As reported by my colleagues in other posts[1], in April 2021 Immigration, Refugees and Citizenship Canada announced public police establishing six new pathways to permanent residence for both recent international graduates and foreign workers in Canada. The Honourable Marco Mendicino advised at the time of the announcement that these new pathways would facilitate the landing of 90, 000 foreign nationals from within Canada.[2] The immigration measure would in turn ensure that Canada not only secured international talent that could contribute to the ongoing fight against Covid-19, but who additionally possessed skills necessary to support Canada’s economic recovery.

Eligibility criteria for foreign workers has previously been explained in depth by colleagues[3]. International graduates were advised that eligibility would be limited to those individuals who had completed a post-secondary program at a designated learning institution in Canada within the last 4 years.
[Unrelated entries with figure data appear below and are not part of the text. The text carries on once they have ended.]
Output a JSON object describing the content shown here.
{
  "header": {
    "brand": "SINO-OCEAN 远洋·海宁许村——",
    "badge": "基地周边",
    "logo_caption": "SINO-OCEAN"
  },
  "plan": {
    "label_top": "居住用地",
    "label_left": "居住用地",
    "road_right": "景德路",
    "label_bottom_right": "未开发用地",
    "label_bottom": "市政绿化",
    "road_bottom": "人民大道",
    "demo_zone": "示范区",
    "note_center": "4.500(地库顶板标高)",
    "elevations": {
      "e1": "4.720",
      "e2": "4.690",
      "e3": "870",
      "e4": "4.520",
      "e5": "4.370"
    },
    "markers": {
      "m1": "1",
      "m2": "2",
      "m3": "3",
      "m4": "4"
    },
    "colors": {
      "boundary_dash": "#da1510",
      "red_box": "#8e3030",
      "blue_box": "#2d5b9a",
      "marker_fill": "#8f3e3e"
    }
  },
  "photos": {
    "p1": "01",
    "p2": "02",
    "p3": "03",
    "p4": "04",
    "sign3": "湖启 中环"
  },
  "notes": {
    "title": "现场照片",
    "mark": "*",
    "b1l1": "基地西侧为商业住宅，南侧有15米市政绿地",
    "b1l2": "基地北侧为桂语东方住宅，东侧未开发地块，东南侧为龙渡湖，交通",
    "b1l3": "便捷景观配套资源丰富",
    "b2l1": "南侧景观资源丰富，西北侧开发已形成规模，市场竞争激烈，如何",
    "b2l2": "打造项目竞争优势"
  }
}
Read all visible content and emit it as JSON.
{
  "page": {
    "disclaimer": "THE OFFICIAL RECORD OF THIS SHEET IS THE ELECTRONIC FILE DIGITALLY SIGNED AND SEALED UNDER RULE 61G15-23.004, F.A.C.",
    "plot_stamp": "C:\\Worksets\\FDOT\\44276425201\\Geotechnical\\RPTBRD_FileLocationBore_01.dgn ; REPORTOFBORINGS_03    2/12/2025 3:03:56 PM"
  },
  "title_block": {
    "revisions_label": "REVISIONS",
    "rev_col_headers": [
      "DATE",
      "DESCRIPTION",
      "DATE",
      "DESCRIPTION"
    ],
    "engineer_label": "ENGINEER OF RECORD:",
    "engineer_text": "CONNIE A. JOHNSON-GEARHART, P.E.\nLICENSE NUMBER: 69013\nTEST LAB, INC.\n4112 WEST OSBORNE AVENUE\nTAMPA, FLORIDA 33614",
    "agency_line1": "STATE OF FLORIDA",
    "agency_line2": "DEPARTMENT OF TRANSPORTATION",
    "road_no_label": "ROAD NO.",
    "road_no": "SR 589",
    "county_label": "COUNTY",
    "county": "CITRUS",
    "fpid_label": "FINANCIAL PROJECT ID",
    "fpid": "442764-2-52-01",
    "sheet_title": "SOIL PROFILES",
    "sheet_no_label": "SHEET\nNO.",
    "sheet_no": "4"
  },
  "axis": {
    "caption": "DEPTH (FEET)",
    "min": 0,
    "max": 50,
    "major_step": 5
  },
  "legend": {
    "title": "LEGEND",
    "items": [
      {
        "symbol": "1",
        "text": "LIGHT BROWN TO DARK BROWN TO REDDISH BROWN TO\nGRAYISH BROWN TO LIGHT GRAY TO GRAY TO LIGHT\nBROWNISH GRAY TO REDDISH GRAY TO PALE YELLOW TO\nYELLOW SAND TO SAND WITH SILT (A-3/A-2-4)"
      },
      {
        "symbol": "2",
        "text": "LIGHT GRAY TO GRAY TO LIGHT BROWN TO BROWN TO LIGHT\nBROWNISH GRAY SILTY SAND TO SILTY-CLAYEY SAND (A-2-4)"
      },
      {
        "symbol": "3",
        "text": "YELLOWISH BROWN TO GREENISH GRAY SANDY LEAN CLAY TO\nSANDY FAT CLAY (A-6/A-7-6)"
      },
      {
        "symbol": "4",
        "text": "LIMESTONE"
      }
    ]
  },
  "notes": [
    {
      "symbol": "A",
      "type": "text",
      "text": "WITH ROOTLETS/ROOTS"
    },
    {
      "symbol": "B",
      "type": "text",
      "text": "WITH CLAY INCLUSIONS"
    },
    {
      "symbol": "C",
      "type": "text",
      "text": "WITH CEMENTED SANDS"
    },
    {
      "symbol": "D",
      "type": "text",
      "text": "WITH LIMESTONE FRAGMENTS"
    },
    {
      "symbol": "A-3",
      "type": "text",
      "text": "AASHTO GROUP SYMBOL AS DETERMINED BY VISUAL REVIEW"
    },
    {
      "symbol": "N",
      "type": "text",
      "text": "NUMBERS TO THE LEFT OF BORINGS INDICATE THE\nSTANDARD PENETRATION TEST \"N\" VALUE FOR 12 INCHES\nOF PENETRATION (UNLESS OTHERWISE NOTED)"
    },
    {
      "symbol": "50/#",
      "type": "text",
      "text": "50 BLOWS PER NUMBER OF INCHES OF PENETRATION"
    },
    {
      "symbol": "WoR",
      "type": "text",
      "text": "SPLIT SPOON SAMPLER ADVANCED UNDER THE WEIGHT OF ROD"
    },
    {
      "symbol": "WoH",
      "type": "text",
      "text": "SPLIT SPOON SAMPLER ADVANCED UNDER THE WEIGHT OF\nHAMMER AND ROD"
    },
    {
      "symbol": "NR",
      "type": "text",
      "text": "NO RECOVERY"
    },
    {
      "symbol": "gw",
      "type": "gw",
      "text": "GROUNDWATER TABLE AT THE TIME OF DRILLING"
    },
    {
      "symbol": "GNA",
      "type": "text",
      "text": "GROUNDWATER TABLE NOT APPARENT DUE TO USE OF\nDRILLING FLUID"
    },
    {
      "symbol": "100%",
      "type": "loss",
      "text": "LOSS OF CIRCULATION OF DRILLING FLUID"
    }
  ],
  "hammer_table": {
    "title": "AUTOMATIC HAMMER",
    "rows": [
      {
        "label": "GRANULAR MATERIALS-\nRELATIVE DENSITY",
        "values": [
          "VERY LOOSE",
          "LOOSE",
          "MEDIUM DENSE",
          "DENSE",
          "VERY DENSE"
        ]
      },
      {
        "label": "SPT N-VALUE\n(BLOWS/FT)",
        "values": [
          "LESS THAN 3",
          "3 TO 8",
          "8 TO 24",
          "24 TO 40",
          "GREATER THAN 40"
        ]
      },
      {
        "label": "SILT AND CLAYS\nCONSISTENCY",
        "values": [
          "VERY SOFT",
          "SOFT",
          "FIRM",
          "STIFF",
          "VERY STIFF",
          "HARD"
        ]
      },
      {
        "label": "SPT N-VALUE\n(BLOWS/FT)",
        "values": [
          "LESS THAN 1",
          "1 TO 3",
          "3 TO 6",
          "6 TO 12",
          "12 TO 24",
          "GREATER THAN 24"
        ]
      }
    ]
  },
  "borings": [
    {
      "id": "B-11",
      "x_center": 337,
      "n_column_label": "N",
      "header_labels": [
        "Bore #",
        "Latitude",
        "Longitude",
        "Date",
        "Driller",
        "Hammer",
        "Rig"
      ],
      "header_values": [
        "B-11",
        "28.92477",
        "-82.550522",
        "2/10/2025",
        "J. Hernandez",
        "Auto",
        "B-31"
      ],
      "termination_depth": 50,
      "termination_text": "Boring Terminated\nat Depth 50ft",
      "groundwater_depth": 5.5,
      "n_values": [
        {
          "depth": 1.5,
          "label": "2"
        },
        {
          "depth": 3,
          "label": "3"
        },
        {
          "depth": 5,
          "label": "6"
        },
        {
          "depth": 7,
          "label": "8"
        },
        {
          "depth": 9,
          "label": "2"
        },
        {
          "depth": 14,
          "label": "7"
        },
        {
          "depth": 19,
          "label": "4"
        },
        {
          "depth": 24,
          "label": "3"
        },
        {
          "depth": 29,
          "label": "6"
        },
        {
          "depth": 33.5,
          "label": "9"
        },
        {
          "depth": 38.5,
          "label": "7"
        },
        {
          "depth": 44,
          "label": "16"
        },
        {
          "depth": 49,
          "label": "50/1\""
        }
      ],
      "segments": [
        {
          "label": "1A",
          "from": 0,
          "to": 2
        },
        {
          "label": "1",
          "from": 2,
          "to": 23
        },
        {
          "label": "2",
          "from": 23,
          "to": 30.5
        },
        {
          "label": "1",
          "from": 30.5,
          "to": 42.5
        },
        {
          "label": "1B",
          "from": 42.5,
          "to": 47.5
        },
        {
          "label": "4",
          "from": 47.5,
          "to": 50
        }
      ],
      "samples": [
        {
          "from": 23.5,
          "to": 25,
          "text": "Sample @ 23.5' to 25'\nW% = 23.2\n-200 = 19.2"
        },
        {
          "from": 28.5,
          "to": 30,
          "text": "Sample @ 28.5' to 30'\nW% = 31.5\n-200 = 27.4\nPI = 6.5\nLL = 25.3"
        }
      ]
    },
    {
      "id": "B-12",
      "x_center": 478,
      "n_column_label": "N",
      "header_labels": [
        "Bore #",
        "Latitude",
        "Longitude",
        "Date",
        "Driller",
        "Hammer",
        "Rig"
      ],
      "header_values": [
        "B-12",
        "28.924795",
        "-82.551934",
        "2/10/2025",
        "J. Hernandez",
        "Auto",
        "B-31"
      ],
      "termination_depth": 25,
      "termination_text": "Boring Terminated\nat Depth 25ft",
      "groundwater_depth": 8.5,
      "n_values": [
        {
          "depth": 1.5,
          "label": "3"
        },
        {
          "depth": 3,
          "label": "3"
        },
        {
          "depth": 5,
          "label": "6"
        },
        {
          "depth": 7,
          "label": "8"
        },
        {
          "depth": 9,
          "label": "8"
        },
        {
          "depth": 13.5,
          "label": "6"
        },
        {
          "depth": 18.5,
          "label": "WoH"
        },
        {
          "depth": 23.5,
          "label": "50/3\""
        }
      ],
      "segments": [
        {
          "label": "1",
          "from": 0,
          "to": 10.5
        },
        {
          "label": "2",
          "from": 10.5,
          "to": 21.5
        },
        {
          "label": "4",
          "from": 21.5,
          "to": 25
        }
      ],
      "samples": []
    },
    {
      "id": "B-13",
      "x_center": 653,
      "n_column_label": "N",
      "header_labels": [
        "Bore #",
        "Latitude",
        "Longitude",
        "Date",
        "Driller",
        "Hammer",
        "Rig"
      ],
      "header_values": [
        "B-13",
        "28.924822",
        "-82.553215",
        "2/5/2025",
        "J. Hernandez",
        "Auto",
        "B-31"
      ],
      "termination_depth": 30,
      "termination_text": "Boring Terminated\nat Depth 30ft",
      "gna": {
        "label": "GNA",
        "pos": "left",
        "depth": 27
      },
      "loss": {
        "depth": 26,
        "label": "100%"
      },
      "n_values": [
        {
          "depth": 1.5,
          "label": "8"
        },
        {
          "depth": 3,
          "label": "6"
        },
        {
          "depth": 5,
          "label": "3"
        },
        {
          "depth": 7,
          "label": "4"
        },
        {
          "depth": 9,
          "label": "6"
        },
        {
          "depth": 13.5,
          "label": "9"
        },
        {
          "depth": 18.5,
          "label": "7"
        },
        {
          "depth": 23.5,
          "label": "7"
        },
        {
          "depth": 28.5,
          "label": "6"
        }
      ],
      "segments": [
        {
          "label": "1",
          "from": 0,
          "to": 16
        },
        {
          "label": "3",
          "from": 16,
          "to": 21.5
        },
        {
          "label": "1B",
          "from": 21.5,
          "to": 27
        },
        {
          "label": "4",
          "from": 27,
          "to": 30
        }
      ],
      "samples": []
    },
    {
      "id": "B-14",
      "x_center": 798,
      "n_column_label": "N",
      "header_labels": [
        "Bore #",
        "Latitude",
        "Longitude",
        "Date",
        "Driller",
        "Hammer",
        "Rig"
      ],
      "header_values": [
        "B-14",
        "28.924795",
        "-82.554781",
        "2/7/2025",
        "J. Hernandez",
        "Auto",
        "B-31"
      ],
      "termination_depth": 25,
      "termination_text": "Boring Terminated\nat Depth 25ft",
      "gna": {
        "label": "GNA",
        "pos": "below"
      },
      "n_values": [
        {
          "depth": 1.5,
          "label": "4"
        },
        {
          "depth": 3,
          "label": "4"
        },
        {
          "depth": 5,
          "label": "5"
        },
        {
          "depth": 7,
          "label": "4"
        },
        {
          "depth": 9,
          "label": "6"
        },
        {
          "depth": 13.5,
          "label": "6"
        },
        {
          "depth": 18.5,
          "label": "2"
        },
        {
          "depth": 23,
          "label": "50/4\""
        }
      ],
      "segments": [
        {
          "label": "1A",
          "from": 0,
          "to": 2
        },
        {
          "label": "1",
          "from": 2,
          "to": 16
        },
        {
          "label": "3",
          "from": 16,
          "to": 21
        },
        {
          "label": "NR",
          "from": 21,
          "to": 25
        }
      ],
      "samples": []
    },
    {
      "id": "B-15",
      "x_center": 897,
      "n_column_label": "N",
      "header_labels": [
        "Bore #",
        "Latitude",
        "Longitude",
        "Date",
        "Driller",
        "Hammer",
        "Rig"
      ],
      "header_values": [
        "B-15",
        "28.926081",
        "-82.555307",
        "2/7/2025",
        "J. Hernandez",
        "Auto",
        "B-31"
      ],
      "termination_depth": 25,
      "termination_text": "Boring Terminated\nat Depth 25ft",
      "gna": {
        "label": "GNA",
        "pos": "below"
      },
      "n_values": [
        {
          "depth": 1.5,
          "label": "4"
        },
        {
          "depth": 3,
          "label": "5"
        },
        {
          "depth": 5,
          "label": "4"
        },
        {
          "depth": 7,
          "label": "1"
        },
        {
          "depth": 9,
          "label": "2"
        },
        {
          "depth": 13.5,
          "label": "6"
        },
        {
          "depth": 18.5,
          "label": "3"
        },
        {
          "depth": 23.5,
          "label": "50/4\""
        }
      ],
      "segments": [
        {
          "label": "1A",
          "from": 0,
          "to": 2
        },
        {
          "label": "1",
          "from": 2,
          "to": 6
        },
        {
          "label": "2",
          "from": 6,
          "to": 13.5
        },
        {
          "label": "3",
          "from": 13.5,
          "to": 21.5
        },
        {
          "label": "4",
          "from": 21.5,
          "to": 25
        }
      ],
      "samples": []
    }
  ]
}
It was announced that generally 40, 000 applications would be accepted from international graduates; however, no cap would be introduced for applicants who are French speaking and/or bilingual given Canada’s ongoing need for French migrants.[4]

These public policies came into effect on 6 May 2021. The pathway for international graduates reached its quota after only one day. Speculation on why this immigration pathway specifically filled up so quickly has pointed to the lower eligibility requirements of this stream specifically. For example, while traditionally migrants seeking permanent residence in Canada under the Canadian Experience Class would need to obtain a 7 on their Canadian Language Benchmark (CLB) and have at least one year of work experience. However, under the new public policy, graduates only needed a CLB of 5, with no specific work experience requirements.[5]

Given the significant and ongoing interest in this policy by international students within Canada, we hope that IRCC introduces either additional public policy or legislative amendments that will facilitate the migration of graduates.